Evangelio del martes: el límite en el perdón

Comentario del martes de la 3° semana de Cuaresma. “Señor, ¿cuántas veces tengo que perdonar a mi hermano?” Hoy el Señor sirviéndose de una pregunta de Pedro afronta uno de los temas centrales de la vida cristiana: el perdón. Jesús nos enseña que hemos de perdonar siempre y que el perdón a los demás está muy relacionado con el perdón que recibimos de Dios.

Opus Dei - Evangelio del martes: el límite en el perdón

Evangelio (Mt 18, 21-35)

Entonces, se acercó Pedro a preguntarle:

—Señor, ¿cuántas veces tengo que perdonar a mi hermano cuando peque contra mí? ¿Hasta siete?

Jesús le respondió:

—No te digo que hasta siete veces, sino hasta setenta veces siete. Por eso el Reino de los Cielos viene a ser como un rey que quiso arreglar cuentas con sus siervos. Puesto a hacer cuentas, le presentaron uno que le debía diez mil talentos. Como no podía pagar, el señor mandó que fuese vendido él con su mujer y sus hijos y todo lo que tenía, y que así pagase. Entonces el siervo, se echó a sus pies y le suplicaba: «Ten paciencia conmigo y te pagaré todo». El señor, compadecido de aquel siervo, lo mandó soltar y le perdonó la deuda. Al salir aquel siervo, encontró a uno de sus compañeros que le debía cien denarios y, agarrándole, lo ahogaba y le decía: «Págame lo que me debes». Su compañero, se echó a sus pies y se puso a rogarle: «Ten paciencia conmigo y te pagaré». Pero él no quiso, sino que fue y lo hizo meter en la cárcel, hasta que pagase la deuda. Al ver sus compañeros lo ocurrido, se disgustaron mucho y fueron a contar a su señor lo que había pasado. Entonces su señor lo mandó llamar y le dijo: «Siervo malvado, yo te he perdonado toda la deuda porque me lo has suplicado. ¿No debías tú también tener compasión de tu compañero, como yo la he tenido de ti?». Y su señor, irritado, lo entregó a los verdugos, hasta que pagase toda la deuda. Del mismo modo hará con vosotros mi Padre celestial, si cada uno no perdona de corazón a su hermano.


Comentario

Hoy el Señor nos habla de la necesidad del perdón sirviéndose de una conversación con el Apóstol Pedro.

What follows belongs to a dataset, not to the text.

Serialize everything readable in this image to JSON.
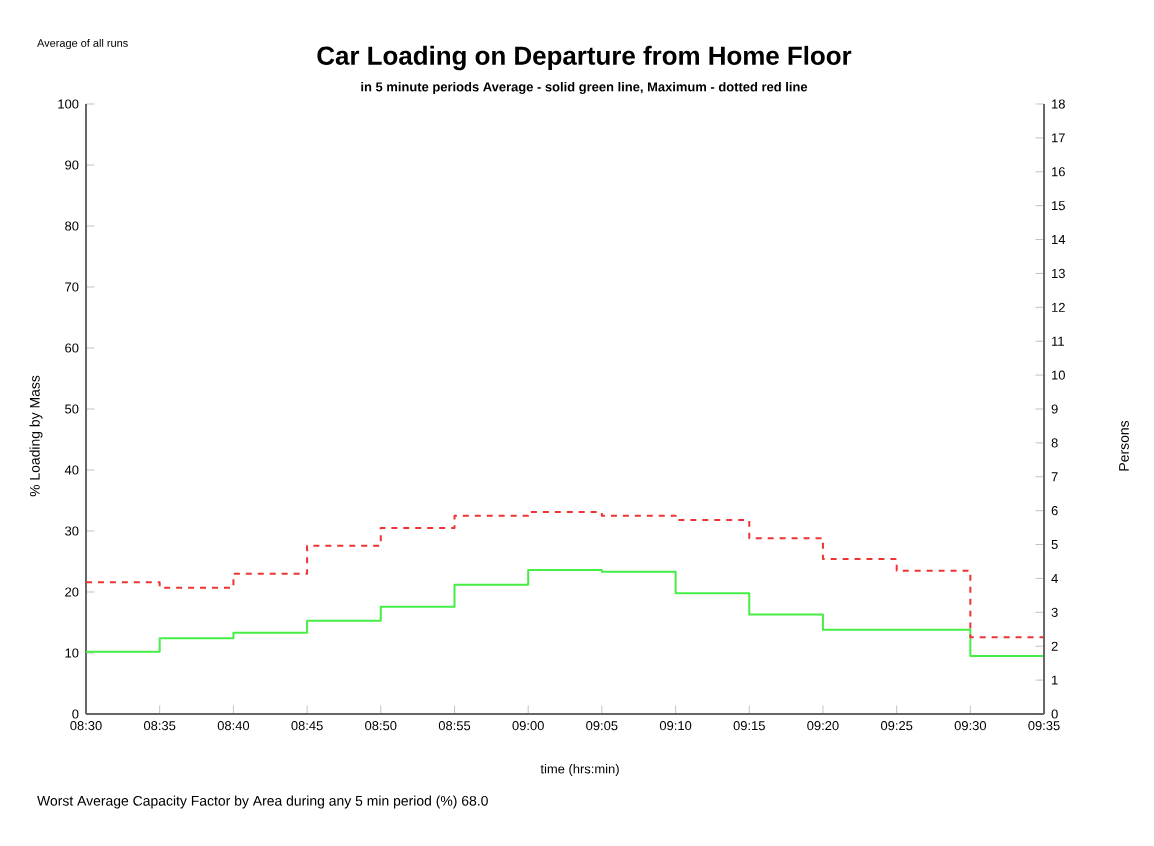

Pedro se acerca a Jesús, con confianza, para preguntarle: Señor, ¿cuántas veces tengo que perdonar a mi hermano cuando peque contra mí?

La convivencia estrecha de Jesús con los Apóstoles le da pie a Pedro a preguntarle por una actitud que ha encontrado en Jesús y que le resulta costosa: el perdón a los demás.

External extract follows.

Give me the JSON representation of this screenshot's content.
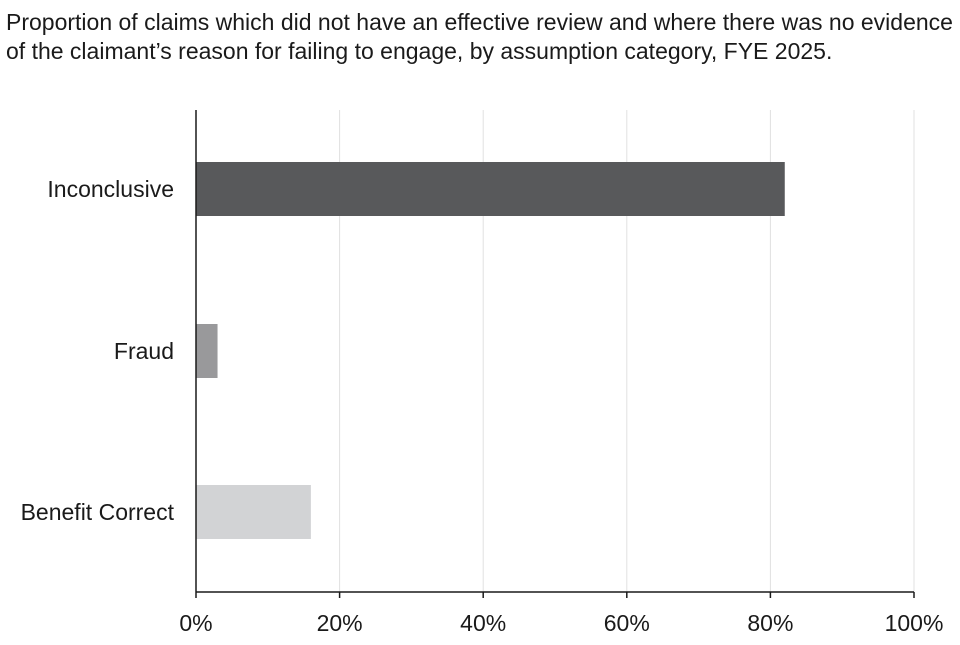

Pedro le propone a Jesús si perdonar muchas veces: hasta siete. ¿He de perdonar siete veces a mi hermano? En el lenguaje de la Biblia siete indica perfección. Esa es la mirada de Pedro. Una mirada generosa en su modo de ver las cosas. Pedro reconoce la necesidad de pedir perdón. No mantiene ante la culpa una actitud defensiva de la que hay que huir porque impide recibir el perdón.

Jesús le contesta que ha de perdonar setenta veces siete. Es decir, siempre. Que no ha de haber límite en el perdón. Esa es la mirada de Dios. Una mirada de plenitud.

Luego, Jesús, pone el ejemplo del servidor al que su amo le perdona la deuda. Una deuda enorme: 10.000 talentos, una cantidad astronómica.

Y, en cambio, aquel servidor no perdona luego a su compañero una cantidad insignificante en comparación con lo que le había sido perdonado a él.

La enseñanza acaba con unas palabras de Jesús en las que relaciona el perdón a los demás con el perdón recibido del Padre celestial. “Del mismo modo hará con vosotros mi Padre celestial, si cada uno no perdona de corazón a su hermano”. Si perdonamos Dios nos perdona, si no perdonamos no recibimos el perdón de Dios.

Con este ejemplo nos quiere hacer entender el Señor que el perdón a los demás procede del perdón que Dios nos concede siempre. Así como Dios nunca se cansa de perdonarnos, nosotros hemos de luchar por perdonar siempre a los demás.

Seguimos recorriendo el camino Cuaresmal y hoy nos encontramos, en el Evangelio, con la enseñanza sobre el perdón. Contemplemos despacio la maravilla del perdón que Dios nos da a manos llenas en el sacramento de la penitencia y, agradecidos luchemos, con la gracia de Dios, para comportarnos así con nuestros hermanos cuando nos ofendan.